Tristeza y abandono, profundo desconsuelo,
lo mucho se hizo poco bajo un oscuro velo;
todo quedó caído, gastado y retorcido,
como un viejo recuerdo por siempre consumido.
El polvo lo recubre con manto silencioso,
la puerta permanece de aspecto lastimoso;
los recuerdos se pierden en un rincón desierto,
entre muebles antiguos y un pasado ya muerto.
Las paredes se agrietan mostrando desconchones,
allí donde murieron antiguas ilusiones;
las bombillas no alumbran la sombra del hogar,
ni queda una cerilla que las pueda encender.
El viejo bidé reposa vencido por los años,
la ducha está cubierta de moho y desengaños;
el wáter permanece vacío y sin rumor,
con la tapa cerrada guardando su dolor.
El pasillo se cubre de polvo y soledad,
la pintura se desprende con lenta gravedad;
las puertas desvencijadas apenas pueden abrir,
como si ellas también dejaran de existir.
La cocina desierta perdió todo su aliento,
el horno quedó abierto, vacío y macilento;
el gas ya no calienta ni devuelve el calor,
tan solo queda el frío de un largo desamor.

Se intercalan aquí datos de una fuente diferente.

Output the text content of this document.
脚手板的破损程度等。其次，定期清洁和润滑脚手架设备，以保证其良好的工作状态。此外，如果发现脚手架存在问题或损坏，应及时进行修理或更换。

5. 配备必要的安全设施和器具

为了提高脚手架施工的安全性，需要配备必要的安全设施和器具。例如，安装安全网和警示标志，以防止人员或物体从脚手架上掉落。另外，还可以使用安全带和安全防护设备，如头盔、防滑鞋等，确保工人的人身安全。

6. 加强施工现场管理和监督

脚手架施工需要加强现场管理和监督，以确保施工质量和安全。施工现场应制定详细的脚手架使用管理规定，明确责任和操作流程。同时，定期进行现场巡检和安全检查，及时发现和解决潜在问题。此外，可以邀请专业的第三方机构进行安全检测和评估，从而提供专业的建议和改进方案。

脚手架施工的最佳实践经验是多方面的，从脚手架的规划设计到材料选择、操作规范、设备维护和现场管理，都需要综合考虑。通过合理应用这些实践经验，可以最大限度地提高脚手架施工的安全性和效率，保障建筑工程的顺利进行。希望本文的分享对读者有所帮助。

En los viejos balcones no florece el color,
las flores son recuerdos marchitos por el sol;
de cuanto allí hubo un día no permanece nada,
la casa se consume en sombra abandonada.
No guarda ya sonidos, ni voces, ni alegría,
tan solo el eco triste de una melancolía;
parece hueca y fría, sin alma ni mirada,
como una vieja historia por todos olvidada.
Fue un tiempo tu refugio, tu sueño y tu morada,
testigo de la risa, del llanto y la jornada;
mas hoy solo es silencio, ruina desolada…
la casa que fue vida, y ahora… ya no es nada.